Wie konnte der Wuppertaler Uni-Rektor Lambert T. Koch den zweiten Platz beim jährlichen, deutschlandweit vergebenen Preis des Deutschen Hochschulverbandes (DHV) erreichen?

Uni-Rektor Lambert T. Koch © Jepp/Hänsel

Uni-Rektor Lambert T. Koch © Jepp/Hänsel

Der Deutsche Hochschulverband, nach eigener Aussage die Berufsvertretung von Wissenschaftlerinnen und Wissenschaftlern in Deutschland, vergab zum achten Mal die Auszeichnung „Rektor des Jahres“. Dazu konnte laut DHV-Bericht jedes Verbandsmitglied online den „Rektor seiner Hochschule (…) beurteilen.“ Der Hochschulverband hat nach eigenen Angaben insgesamt 29.500 Mitglieder, rund 3.000 von ihnen haben laut DHV-Pressemeldung die Möglichkeit genutzt und eine Wertung ihres jeweiligen Rektors vorgenommen.
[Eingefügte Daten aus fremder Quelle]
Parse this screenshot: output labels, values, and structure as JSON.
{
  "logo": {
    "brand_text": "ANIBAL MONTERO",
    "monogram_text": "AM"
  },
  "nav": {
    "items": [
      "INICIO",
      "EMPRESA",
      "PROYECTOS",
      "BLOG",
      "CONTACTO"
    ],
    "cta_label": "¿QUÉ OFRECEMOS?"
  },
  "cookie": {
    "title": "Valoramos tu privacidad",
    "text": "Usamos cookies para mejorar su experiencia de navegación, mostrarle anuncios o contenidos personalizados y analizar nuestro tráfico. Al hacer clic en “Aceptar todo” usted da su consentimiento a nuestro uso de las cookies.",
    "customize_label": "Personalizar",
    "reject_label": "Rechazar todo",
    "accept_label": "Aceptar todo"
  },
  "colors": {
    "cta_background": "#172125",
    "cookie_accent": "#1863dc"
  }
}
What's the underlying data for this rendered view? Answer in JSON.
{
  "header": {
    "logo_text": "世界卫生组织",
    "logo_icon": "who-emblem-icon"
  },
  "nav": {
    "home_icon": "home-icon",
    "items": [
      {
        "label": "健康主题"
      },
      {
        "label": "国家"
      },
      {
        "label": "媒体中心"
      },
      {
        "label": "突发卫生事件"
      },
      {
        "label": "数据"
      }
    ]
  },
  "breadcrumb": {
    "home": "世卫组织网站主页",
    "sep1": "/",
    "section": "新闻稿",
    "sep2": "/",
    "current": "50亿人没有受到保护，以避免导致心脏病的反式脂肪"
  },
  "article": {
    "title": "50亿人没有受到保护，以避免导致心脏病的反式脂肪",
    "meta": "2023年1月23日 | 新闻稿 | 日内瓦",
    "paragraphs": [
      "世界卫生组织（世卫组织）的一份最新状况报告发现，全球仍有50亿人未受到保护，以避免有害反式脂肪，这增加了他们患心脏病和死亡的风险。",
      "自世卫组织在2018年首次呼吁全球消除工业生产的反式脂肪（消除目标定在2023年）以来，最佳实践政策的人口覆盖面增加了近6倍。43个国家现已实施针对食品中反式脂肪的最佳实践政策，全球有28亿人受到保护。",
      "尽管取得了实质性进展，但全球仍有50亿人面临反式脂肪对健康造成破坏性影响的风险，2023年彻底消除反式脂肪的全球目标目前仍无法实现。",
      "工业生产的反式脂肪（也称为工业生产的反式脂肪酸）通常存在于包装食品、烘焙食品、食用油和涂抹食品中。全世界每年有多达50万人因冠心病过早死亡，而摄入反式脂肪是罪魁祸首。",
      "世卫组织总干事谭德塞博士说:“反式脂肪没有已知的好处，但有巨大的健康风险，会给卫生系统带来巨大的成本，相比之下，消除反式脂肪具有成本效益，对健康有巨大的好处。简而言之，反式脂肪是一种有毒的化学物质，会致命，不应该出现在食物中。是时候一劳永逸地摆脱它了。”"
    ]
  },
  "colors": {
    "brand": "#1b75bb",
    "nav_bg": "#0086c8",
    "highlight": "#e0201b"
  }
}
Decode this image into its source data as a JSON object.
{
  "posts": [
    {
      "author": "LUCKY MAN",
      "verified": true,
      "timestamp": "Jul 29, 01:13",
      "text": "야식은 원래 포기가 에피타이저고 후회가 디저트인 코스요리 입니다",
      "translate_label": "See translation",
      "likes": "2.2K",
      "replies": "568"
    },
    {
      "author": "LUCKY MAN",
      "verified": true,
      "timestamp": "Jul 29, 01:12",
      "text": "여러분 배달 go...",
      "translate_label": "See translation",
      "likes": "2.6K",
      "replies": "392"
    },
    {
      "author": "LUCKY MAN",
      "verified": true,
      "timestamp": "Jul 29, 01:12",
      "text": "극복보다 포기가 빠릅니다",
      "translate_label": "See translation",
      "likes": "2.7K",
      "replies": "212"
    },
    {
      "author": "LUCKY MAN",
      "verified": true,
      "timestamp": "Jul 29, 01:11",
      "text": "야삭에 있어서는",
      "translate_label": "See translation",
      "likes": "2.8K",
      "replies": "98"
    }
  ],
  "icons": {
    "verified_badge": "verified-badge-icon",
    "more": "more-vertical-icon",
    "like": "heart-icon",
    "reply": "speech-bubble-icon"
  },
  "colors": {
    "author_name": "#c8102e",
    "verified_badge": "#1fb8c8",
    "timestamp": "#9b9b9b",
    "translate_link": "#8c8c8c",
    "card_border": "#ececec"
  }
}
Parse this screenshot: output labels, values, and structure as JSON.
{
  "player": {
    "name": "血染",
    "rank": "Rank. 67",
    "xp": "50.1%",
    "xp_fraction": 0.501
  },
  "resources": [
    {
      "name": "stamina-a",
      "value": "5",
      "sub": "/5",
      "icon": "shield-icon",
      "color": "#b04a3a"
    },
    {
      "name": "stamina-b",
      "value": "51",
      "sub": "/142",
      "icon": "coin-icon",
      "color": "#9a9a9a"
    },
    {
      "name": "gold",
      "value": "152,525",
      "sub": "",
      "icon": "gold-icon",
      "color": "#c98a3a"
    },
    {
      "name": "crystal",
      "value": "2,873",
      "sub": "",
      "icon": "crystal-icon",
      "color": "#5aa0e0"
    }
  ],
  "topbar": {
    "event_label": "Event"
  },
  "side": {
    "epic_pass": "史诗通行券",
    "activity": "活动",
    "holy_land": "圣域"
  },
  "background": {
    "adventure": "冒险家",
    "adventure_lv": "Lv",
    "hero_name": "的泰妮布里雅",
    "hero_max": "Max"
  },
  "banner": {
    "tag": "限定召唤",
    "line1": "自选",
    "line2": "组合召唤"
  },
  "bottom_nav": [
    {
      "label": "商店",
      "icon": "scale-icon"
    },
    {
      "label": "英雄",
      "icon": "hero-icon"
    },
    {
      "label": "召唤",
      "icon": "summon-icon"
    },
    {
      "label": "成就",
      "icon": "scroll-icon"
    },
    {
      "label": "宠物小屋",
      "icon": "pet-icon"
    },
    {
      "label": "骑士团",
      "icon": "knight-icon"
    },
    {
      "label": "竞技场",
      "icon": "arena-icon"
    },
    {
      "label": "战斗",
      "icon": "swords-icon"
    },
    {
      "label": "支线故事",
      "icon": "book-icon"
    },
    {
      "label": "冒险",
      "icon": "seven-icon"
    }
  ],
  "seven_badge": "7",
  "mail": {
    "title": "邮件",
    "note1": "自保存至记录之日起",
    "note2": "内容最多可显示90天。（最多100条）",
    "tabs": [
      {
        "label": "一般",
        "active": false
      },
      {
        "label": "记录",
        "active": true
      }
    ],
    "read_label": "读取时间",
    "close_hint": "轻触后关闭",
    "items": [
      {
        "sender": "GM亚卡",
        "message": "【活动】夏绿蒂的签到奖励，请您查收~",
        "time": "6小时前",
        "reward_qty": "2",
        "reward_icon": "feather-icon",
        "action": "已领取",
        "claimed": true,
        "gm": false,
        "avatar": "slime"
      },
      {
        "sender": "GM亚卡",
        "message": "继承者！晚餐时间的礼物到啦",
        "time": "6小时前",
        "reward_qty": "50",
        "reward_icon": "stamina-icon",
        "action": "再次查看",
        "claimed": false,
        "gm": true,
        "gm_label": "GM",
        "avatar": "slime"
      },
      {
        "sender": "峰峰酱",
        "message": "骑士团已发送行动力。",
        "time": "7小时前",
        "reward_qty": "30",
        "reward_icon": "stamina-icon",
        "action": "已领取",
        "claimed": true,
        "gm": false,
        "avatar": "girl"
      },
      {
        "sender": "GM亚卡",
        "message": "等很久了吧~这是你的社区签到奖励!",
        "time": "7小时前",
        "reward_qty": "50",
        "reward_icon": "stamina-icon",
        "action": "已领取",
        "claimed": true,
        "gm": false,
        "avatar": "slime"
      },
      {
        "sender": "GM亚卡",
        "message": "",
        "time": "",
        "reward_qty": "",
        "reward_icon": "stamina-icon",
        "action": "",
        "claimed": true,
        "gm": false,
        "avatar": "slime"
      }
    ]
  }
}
Von insgesamt 266* Mitgliedern an der Bergischen Universität haben 83* den Wuppertaler Uni-Rektor bewertet. Mit der daraus resultierenden Gesamtnote von 1,67 erhielt Rektor Koch deutschlandweit die zweitbeste Wertung und somit den Vize-Titel für 2016. Zum Vergleich: Prof. Dr. Koch wurde 2014 mit 65* Bewertungen und der Note 1,59 „Rektor des Jahres“. Im Ranking werden „nur Rektoren mit mindestens 30 (…) Voten berücksichtigt“, deren Gesamtnoten die jeweiligen Platzierungen im Gesamtfeld ergeben.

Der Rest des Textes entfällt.